Brandon

Thursday, February 09, 2006

Politics at Funerals? Or Only Approved Politics?

Nearly everyone with a sense of taste and propriety was offended at the political insults directed at President Bush as he attended the funeral of Coretta Scott King.

President Carter took this classless dig at President Bush: "Both husband and wife violated as they became the targets of secret government wiretapping and other surveillance." No one can be in any doubt as to why he chose to bring up that subject, considering the controversy of the NSA program to monitor terrorist communications.

One of Mike's America liberal apologists insisted that "it is appropriate to talk about politics at a politcal funeral."

Well what then would be the reaction, both in the hall and in all of the "mainstream" media if President Bush had used the occasion to say something like the following:

"Martin Luther King's telephone was bugged by the FBI with the approval of the Attorney General, Bobby Kennedy, the brother of then President John F. Kennedy.

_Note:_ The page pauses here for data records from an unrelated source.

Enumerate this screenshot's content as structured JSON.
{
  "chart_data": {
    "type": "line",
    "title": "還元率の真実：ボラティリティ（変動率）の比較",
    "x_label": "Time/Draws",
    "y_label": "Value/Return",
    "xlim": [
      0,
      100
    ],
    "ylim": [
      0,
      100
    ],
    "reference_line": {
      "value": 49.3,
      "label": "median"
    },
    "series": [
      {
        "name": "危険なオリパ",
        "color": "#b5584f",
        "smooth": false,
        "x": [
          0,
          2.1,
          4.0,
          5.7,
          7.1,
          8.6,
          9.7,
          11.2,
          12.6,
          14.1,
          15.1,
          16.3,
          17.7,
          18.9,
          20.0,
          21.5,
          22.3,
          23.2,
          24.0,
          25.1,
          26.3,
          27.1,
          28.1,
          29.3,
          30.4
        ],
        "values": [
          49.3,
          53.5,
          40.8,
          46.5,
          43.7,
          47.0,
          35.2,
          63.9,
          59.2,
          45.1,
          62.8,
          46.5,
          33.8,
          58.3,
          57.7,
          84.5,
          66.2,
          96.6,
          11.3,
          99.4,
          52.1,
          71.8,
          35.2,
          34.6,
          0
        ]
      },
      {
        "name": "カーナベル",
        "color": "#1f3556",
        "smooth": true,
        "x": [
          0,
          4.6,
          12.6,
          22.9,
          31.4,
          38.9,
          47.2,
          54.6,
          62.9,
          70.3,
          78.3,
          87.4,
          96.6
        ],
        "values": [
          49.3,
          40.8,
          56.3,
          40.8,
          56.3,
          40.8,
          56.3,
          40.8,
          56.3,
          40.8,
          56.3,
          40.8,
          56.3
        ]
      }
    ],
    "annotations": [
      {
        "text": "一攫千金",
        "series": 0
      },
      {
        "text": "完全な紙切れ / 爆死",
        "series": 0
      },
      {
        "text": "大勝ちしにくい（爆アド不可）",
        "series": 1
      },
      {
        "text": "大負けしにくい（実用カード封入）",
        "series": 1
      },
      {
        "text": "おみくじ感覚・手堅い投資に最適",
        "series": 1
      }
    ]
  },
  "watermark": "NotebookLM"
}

We live in a very different world today, where additional safeguards are in place to assure that no American needs to fear such unwarranted intrusion of their civil liberties."

Chalk this episode up as yet another example of the very real differences in both style and tone between the two political parties. Just as with demonstrated differences of conduct and ethics; don't let the relativists try and sell that sour milk "both parties are just as bad" anymore.

One more example before we leave this subject.

Readers will recall the outrage that drove Senate Majority Leader from his leadership position after he made a flattering remark to Senator Strom Thurmond, on the occasion of his 100th birtday.

And yet Hillary Clinton, who stood center stage this week at the King funeral was among those in November honoring Senator Robert Byrd, former Exalted Cyclops and Kleagle of the Ku Klux Klan (read "A Senator's Shame" in the Washington Post for more). Honoring a former Klansmen is one thing, but to do so in the historic home of Frederick Douglas, a former slave is quite another.

Democrats: No class. No sense of propriety. And no rules apply to their conduct.